Tutti gli imputati sono stati condannati in base alla stessa accusa, che attivisti pro diritti umani e gruppi indipendenti bollano come "di natura politica" e frutto di "finte accuse di violazioni al codice della strada", pur di reprimere il dissenso. Attivisti presenti all'esterno del tribunale parlano di "circa 60 o 70 persone", giunte ad assistere al processo per chiedere il proscioglimento degli imputati, "arrestate e malmenate alla caserma di polizia". 
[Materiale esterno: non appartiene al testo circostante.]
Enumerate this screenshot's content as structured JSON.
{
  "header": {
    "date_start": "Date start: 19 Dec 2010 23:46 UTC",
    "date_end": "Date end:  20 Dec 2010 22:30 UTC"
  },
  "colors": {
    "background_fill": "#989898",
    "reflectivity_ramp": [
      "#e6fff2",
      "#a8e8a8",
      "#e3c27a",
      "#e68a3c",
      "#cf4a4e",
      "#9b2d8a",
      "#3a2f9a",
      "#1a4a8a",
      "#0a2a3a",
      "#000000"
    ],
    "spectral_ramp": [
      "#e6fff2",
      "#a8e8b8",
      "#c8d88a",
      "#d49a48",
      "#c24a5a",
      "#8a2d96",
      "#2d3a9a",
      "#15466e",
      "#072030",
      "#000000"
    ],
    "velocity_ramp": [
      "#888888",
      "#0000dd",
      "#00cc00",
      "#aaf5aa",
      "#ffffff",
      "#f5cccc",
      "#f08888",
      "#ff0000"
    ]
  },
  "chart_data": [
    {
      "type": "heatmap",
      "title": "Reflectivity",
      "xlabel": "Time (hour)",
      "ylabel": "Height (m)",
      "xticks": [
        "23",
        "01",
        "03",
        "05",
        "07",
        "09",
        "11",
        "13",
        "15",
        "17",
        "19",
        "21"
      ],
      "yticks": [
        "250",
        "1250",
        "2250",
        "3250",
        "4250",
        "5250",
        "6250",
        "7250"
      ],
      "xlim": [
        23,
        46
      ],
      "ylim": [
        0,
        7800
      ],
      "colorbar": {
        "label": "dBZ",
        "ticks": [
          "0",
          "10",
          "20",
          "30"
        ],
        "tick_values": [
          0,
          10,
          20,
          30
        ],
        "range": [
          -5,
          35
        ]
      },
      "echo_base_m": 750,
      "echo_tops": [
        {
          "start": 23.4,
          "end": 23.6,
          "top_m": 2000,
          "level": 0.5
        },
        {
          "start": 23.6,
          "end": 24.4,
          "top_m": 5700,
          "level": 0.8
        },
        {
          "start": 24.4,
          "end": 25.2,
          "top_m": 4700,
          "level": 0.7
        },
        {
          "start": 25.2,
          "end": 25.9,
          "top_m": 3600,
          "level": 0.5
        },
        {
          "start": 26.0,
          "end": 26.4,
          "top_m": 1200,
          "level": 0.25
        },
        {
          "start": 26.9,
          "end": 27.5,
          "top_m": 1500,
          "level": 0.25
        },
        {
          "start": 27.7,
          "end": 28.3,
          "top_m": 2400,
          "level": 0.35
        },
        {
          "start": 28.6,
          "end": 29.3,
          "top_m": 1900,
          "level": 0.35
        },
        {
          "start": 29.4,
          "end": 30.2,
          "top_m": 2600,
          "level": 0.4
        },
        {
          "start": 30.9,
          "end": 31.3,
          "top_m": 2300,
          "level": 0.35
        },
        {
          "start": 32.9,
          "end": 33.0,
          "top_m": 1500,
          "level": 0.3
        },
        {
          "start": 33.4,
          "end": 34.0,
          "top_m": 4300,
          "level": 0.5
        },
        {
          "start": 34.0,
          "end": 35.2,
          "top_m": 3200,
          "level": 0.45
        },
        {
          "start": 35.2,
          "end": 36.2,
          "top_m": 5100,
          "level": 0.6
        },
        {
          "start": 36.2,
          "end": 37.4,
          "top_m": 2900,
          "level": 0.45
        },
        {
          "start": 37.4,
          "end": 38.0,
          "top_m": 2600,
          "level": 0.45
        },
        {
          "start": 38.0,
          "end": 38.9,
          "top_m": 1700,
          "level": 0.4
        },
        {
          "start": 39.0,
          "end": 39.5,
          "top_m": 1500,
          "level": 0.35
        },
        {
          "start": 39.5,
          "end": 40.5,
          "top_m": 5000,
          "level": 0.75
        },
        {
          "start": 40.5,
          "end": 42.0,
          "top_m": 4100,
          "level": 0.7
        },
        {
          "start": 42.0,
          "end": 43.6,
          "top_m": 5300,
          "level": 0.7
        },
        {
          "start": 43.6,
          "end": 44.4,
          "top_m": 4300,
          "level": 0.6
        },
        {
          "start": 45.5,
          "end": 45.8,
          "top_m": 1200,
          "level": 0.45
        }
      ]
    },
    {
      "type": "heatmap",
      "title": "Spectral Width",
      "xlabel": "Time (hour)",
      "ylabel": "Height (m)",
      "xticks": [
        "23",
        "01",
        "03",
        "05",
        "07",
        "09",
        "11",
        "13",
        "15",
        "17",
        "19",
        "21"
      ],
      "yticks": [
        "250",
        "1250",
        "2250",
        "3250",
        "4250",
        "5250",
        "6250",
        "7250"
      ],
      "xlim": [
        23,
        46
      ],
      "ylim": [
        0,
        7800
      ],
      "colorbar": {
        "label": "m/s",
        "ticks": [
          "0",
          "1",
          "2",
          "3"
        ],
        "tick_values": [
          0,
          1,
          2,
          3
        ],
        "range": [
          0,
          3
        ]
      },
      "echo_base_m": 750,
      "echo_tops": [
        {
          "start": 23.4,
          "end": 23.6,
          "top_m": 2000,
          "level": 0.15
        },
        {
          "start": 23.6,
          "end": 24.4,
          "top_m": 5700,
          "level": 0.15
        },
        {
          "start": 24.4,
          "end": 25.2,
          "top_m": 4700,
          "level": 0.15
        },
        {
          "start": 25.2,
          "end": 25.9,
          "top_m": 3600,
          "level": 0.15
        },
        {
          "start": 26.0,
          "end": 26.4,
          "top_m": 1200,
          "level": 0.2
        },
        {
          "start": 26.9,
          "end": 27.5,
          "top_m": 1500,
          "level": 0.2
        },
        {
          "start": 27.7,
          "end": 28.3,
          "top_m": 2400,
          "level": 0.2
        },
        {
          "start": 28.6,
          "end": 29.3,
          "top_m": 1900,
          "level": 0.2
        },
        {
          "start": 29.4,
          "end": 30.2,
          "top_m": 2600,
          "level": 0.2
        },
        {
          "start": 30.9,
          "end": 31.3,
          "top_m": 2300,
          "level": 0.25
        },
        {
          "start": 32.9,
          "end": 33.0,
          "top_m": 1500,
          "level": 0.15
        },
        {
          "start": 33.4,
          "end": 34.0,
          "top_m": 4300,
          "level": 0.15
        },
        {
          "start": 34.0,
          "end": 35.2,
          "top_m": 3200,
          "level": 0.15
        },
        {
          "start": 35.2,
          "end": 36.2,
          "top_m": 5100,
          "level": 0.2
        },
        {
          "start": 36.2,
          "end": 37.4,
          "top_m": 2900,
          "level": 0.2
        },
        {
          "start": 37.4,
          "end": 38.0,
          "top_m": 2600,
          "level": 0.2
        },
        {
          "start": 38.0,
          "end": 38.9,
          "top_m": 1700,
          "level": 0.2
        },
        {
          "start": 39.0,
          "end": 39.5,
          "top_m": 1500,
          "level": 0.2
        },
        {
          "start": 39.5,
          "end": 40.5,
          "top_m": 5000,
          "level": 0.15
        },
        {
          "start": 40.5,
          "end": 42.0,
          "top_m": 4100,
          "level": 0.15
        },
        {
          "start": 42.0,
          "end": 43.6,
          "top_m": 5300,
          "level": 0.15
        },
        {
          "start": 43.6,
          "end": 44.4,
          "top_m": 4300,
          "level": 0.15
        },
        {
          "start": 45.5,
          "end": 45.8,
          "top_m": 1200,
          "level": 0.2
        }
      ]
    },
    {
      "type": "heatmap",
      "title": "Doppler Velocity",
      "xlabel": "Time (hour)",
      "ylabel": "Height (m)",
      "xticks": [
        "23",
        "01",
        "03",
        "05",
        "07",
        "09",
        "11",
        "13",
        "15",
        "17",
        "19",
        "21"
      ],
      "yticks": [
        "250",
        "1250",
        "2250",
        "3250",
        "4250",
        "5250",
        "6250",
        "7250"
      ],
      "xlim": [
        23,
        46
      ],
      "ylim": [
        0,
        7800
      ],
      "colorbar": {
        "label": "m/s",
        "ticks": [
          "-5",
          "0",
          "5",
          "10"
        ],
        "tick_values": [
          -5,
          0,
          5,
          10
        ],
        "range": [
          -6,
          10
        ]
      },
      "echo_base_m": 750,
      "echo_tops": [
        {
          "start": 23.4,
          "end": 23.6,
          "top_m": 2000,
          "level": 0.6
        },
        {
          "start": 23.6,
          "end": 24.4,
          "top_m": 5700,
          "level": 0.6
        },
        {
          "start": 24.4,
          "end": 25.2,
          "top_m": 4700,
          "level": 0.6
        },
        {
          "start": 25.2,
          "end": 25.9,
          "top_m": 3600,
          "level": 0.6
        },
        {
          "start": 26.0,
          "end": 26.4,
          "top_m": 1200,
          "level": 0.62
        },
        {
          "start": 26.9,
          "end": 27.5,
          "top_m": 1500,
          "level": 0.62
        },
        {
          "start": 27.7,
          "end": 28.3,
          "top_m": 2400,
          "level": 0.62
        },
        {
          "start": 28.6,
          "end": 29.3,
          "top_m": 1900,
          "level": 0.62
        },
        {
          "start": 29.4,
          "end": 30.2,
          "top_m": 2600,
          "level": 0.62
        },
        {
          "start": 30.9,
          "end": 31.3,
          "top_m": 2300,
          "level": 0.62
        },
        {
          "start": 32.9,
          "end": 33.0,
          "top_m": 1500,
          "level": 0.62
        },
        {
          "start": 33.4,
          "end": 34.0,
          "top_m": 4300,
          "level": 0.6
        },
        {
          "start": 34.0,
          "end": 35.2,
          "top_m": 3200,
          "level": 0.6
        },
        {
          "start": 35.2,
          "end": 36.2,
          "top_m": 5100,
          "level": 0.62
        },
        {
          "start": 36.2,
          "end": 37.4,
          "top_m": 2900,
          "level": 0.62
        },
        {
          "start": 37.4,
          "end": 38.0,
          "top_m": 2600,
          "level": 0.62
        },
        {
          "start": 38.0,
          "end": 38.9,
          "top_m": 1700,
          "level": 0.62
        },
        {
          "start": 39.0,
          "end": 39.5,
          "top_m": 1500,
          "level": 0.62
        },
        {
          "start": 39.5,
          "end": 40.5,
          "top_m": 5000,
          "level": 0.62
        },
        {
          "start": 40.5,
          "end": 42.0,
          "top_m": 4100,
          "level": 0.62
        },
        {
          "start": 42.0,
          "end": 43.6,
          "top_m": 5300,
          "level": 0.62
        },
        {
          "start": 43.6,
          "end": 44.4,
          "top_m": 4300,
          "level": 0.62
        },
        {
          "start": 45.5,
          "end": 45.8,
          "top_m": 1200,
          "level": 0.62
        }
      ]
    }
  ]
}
Il processo contro i tre attivisti, basati su accuse finte o pretestuose, giunge in contemporanea con la visita ufficiale a Pechino di Le Hong Anh, un alto membro del Politburo di Hanoi; egli è giunto nella capitale cinese, per una visita di due giorni al centro della quale vi è il tentativo di allentare le tensioni fra i due alleati comunisti, da tempo ai ferri corti per le controversie territoriali nel mar Cinese meridionale.

Nel maggio scorso la decisione di Pechino di piazzare una piattaforma per l'esplorazione petrolifera (poi rimossa) in un'area contesa ha scatenato la reazione dei nazionalisti vietnamiti, con protese di piazza e assalti a fabbriche straniere, che hanno causato morti e feriti. La condanna di oggi potrebbe essere quindi un segnale di "distensione" che il governo di Hanoi vuole mandare a Pechino. 

Da tempo in Vietnam è in atto una campagna durissima del governo contro dissidenti, blogger, leader religiosi (fra cui buddisti), attivisti cattolici o intere comunità come successo lo scorso anno nella diocesi di Vinh, dove media e governo hanno promosso una campagna diffamatoria e attacchi mirati contro vescovo e fedeli. La repressione colpisce anche singoli individui, colpevoli di rivendicare il diritto alla libertà religiosa e al rispetto dei diritti civili dei cittadini. Solo nel 2013, Hanoi ha arrestato decine di attivisti per crimini "contro lo Stato", in base a una norma che gruppi pro diritti umani bollano come "generiche" e "vaghe".